The certainty of the inexorable
Their common will to continue to live despite everything, without pretending but hoping that the worst is not to come, grips the heart. Because the strength of the film is obviously due to the fact that we, spectators who know the story, let’s assume what will happen to them after this first screed of constraints. This certainty of the inexorable is never questioned by the director and neither doubt nor hope is allowed. The only question that the director seems to allow the viewer to ask is: when?

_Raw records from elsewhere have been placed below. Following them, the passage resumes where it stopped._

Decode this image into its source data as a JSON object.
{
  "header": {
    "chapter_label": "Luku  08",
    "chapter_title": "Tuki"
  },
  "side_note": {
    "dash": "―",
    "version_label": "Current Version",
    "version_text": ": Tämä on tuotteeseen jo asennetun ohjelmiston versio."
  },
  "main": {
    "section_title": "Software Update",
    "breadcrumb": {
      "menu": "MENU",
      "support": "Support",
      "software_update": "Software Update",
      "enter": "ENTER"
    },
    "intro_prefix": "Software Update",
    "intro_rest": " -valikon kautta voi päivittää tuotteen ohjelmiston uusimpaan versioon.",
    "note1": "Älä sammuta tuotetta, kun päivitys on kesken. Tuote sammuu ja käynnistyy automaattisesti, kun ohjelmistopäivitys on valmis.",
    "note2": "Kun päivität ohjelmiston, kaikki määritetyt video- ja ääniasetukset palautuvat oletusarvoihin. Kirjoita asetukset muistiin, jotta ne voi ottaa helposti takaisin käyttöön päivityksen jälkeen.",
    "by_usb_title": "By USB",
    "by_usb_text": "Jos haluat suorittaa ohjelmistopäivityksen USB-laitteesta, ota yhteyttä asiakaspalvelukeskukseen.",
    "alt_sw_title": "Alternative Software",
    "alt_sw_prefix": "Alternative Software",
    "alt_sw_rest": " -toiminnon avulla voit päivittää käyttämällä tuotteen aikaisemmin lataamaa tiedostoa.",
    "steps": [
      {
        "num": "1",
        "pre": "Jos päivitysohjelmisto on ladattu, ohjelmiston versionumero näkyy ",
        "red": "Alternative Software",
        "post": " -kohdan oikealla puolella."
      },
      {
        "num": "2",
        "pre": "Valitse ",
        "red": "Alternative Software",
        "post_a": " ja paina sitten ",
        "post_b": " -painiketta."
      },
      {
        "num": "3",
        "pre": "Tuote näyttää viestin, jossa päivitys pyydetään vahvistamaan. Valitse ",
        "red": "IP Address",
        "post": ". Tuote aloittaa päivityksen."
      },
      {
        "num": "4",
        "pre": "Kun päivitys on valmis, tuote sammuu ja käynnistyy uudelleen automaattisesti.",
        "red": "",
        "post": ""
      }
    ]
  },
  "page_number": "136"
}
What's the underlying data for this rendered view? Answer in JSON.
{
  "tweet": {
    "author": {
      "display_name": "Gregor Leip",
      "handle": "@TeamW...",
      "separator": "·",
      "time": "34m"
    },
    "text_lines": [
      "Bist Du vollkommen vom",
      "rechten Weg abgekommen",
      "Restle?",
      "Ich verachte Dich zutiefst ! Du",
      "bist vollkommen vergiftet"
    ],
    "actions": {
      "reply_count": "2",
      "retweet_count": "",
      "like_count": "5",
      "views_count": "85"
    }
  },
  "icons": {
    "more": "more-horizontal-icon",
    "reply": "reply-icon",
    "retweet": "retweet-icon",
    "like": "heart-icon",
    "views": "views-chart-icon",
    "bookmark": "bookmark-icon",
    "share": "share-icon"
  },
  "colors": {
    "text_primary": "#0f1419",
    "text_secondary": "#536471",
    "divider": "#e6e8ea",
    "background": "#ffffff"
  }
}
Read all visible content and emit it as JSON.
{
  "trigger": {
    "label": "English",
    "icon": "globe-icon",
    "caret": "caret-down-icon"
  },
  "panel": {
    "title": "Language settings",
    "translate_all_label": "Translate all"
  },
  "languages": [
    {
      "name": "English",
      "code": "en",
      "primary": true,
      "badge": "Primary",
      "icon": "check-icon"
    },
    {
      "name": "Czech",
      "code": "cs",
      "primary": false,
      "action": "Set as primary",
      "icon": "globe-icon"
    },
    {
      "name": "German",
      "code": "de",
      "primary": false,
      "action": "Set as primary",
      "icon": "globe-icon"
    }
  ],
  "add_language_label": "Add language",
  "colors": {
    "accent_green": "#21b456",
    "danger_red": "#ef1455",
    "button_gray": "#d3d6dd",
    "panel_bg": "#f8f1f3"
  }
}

But in the meantime, Sandrine Kiberlain manages remarkably to make the members of this family endearing (a little less Igor, who lacks asperities), within which love and respect circulate. Of Irene’s mother, we will know nothing, because no one ever mentions her, but her absence and her influence are perceptible in small subtle touches. Few films transcend family loves so much., giving the viewer the impression of being a full member.



Their small apartment is a haven of peace, lightness, and tenderness contrasting with the chaos outside. It turns out to be a cocoon where art, theater, and music express themselves in friendly and free exchanges. Every relationship that father, grandmother, brother, and daughter have with each other is touching with truth and generosity. And then, the war gradually comes out of the field until it finally takes over the whole field. Until a chilling final scene and a poignant exchange of glances with friend Viviane (India Hair), which will still be remembered for a long time.
When we think of Sandrine Kiberlain the actress, it is often the delicacy, subtlety, accuracy, and modesty of her playing that define her. It is not surprising that these qualifiers also define her as a director because she brilliantly holds her story from start to finish and gives food for thought on the darkness of the human soul.